Spero avrete ricevuto le mie notizie. Qui nulla di nuovo. Mi ho fatto cavare la radice, che peraltro era andata in frantumi. Il mangiare consiste qui di circa ¾ di litro di caffè nero alla mattina, al quale aggiungo per ½ litro di latte che compero presso i contadini. Per pranzo una gavetta piena di patate e fagiuoli in forma di minestrone ed un pezzo di formaggio, e per cena o è preciso al pranzo od un litro di caffè nero. Bisogna pensare che qui sono turchi e che i turchi non fanno che bere caffè. Ho trovato quattro bosniaci dalmati di Spalato che sanno parlare l’italiano e così me la passo più bene. Per ora vi saluto a presto il vostro amato figlio Adilio»

Le parole di Adilio offrono uno spaccato fortemente significativo della quotidianità della guerra e, nello specifico, dell’alimentazione, sebbene Adilio, in fin dei conti, non se la passava poi così male, sicuramente meglio di altri, con i contadini a disposizione a vendergli del latte (e forse anche del formaggio).

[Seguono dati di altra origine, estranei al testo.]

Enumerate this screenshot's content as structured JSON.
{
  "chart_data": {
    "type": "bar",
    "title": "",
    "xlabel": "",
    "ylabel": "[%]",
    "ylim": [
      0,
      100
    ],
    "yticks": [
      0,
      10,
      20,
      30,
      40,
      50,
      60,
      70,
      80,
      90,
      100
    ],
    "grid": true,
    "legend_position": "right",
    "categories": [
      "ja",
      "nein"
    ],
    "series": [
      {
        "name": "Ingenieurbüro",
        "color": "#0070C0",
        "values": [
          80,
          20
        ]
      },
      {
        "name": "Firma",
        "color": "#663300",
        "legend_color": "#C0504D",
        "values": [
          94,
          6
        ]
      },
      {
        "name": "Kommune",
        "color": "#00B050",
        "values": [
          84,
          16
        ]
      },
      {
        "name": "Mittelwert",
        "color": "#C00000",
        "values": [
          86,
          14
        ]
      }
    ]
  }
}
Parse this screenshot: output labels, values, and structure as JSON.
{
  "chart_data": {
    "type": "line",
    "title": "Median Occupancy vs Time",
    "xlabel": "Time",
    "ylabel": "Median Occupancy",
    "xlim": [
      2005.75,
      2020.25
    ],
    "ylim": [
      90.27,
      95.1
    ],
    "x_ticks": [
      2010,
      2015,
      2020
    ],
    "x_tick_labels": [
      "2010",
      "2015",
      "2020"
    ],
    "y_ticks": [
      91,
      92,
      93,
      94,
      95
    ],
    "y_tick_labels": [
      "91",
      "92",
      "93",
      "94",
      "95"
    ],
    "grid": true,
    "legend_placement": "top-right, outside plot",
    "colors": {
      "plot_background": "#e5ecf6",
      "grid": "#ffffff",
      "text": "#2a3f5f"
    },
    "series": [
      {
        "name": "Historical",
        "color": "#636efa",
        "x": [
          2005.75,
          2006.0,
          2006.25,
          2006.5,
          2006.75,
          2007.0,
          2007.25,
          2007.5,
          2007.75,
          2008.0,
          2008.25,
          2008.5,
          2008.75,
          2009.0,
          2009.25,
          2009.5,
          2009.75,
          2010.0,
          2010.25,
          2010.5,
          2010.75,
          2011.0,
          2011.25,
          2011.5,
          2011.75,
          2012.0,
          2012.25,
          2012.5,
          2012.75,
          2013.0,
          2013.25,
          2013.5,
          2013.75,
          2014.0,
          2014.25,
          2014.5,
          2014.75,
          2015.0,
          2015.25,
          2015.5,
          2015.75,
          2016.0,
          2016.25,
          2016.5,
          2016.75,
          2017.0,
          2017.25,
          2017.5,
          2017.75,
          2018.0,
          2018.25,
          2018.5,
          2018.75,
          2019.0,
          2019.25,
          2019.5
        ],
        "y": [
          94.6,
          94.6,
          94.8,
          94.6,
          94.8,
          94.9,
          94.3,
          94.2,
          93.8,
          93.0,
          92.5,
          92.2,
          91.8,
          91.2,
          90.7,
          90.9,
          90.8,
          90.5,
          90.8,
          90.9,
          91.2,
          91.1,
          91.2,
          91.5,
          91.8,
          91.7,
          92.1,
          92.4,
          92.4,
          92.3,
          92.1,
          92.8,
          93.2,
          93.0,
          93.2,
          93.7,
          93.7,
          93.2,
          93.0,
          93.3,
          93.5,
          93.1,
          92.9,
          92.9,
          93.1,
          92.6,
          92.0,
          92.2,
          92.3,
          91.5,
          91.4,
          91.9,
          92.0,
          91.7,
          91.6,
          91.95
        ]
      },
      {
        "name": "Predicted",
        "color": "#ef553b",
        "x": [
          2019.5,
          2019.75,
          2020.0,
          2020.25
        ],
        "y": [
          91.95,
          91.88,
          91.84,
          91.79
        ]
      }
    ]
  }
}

Il riferimento ai turchi è più che normale. La Turchia offrì il suo contributo, anche di soldati morti (oltre settecentomila), alla causa (persa).

Ma ciò che più mi ha fatto riflettere, leggendo la cartolina di Adilio nel suo ottimo italiano, è stato il pensiero che Adilio, di fatto italiano, avrebbe combattuto contro altri fratelli italiani sulla carta nemici.

Ho sempre ritenuto che i confini tra popoli non siano mai quelli geografici. Quelli sono linee tirate dalla politica e dai vincitori delle guerre. I confini tra popoli, a mio avviso, sono quelli storici e linguistici. Se due persone di due Stati diversi parlano la stessa lingua, ho molta difficoltà a ritenerli stranieri.

Allo stesso modo qui, con questa cartolina.
Ricordate cosa accadde la Vigilia di Natale, nel 1914, dopo cinque mesi di guerra e già un milione di morti?
Christmas truce, Weihnachtsfrieden, Trêve de Noël, Tregua di Natale.

Il fronte occidentale fu scosso da un desiderio di pace, di normalità, di un pallone tirato a calci verso porte improvvisate da cappotti, di cioccolato scambiato con un bicchiere di vodka.
Per un tratto non furono più nemici, per un tratto furono semplicemente uomini.
E io, non so perché, ma Adilio me lo sono immaginato così, un di quelli che dalla trincea uscì fuori per andare a stringere la mano al soldato nemico, un italiano come lui, un uomo come lui.